The pre-operational and concrete operational stages of development in humans are tenets that belong to Jean Piaget's theory of cognitive development.
Piaget's theory argues that there are specific moments in the development of individuals in which particular processes enable (and sometimes disable) the acquisition of new information and knowledge.
These processes occur in tandem with age. In other words, as a specific age is reached, a process is supposed to take place as the individual develops. The pre-operational stage, for example, is the first stage of Piaget's theory of cognitive development. It occurs from ages 2-7 and it is expected that children of this age group would start creating representations of objects mentally, tend to pretend-play (which is also known as the semiotic functions) and will develop a form of egocentric behavior which is typically more evident at age 2 (the terrible two's). This behavior is characteristic for the child's unwillingness to share, or partake from attention aside for attention given to the child himself.

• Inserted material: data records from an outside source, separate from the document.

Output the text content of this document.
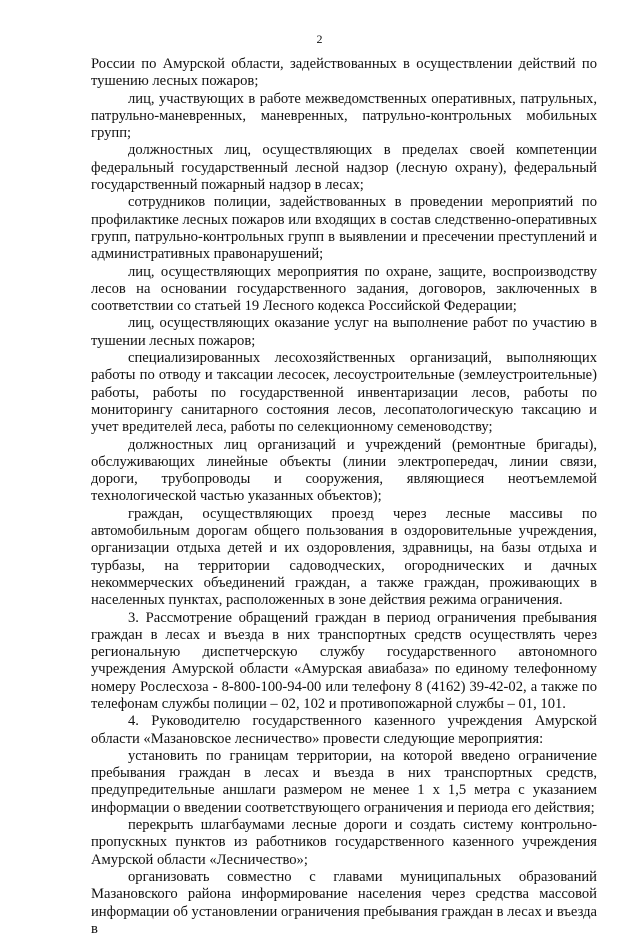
2

России по Амурской области, задействованных в осуществлении действий по тушению лесных пожаров;

лиц, участвующих в работе межведомственных оперативных, патрульных, патрульно-маневренных, маневренных, патрульно-контрольных мобильных групп;

должностных лиц, осуществляющих в пределах своей компетенции федеральный государственный лесной надзор (лесную охрану), федеральный государственный пожарный надзор в лесах;

сотрудников полиции, задействованных в проведении мероприятий по профилактике лесных пожаров или входящих в состав следственно-оперативных групп, патрульно-контрольных групп в выявлении и пресечении преступлений и административных правонарушений;

лиц, осуществляющих мероприятия по охране, защите, воспроизводству лесов на основании государственного задания, договоров, заключенных в соответствии со статьей 19 Лесного кодекса Российской Федерации;

лиц, осуществляющих оказание услуг на выполнение работ по участию в тушении лесных пожаров;

специализированных лесохозяйственных организаций, выполняющих работы по отводу и таксации лесосек, лесоустроительные (землеустроительные) работы, работы по государственной инвентаризации лесов, работы по мониторингу санитарного состояния лесов, лесопатологическую таксацию и учет вредителей леса, работы по селекционному семеноводству;

должностных лиц организаций и учреждений (ремонтные бригады), обслуживающих линейные объекты (линии электропередач, линии связи, дороги, трубопроводы и сооружения, являющиеся неотъемлемой технологической частью указанных объектов);

граждан, осуществляющих проезд через лесные массивы по автомобильным дорогам общего пользования в оздоровительные учреждения, организации отдыха детей и их оздоровления, здравницы, на базы отдыха и турбазы, на территории садоводческих, огороднических и дачных некоммерческих объединений граждан, а также граждан, проживающих в населенных пунктах, расположенных в зоне действия режима ограничения.

3. Рассмотрение обращений граждан в период ограничения пребывания граждан в лесах и въезда в них транспортных средств осуществлять через региональную диспетчерскую службу государственного автономного учреждения Амурской области «Амурская авиабаза» по единому телефонному номеру Рослесхоза - 8-800-100-94-00 или телефону 8 (4162) 39-42-02, а также по телефонам службы полиции – 02, 102 и противопожарной службы – 01, 101.

4. Руководителю государственного казенного учреждения Амурской области «Мазановское лесничество» провести следующие мероприятия:

установить по границам территории, на которой введено ограничение пребывания граждан в лесах и въезда в них транспортных средств, предупредительные аншлаги размером не менее 1 х 1,5 метра с указанием информации о введении соответствующего ограничения и периода его действия;

перекрыть шлагбаумами лесные дороги и создать систему контрольно-пропускных пунктов из работников государственного казенного учреждения Амурской области «Лесничество»;

организовать совместно с главами муниципальных образований Мазановского района информирование населения через средства массовой информации об установлении ограничения пребывания граждан в лесах и въезда в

Conversely, the concrete operational stage of development pertains to children within the age group of 7-11 years of age. It directly follows the pre-operational stage and, at this point, children are beginning to create ideas, build schema, and categorize emotions, thoughts, and beliefs. With these cognitive tools, children are able to think somewhat logically, or at least inductively. They are naturally curious, make lots of questions to guide their learning process, and they can perform concrete activities. It is, however, difficult for children of this age group to conceptualize the abstract, to use mental processes without manipulatives, or to use deduction to come up with answers.
Those are the ideals and outcomes that are inherent to the pre-operational and concrete-operational stages of Jean Piaget's theory of cognitive development.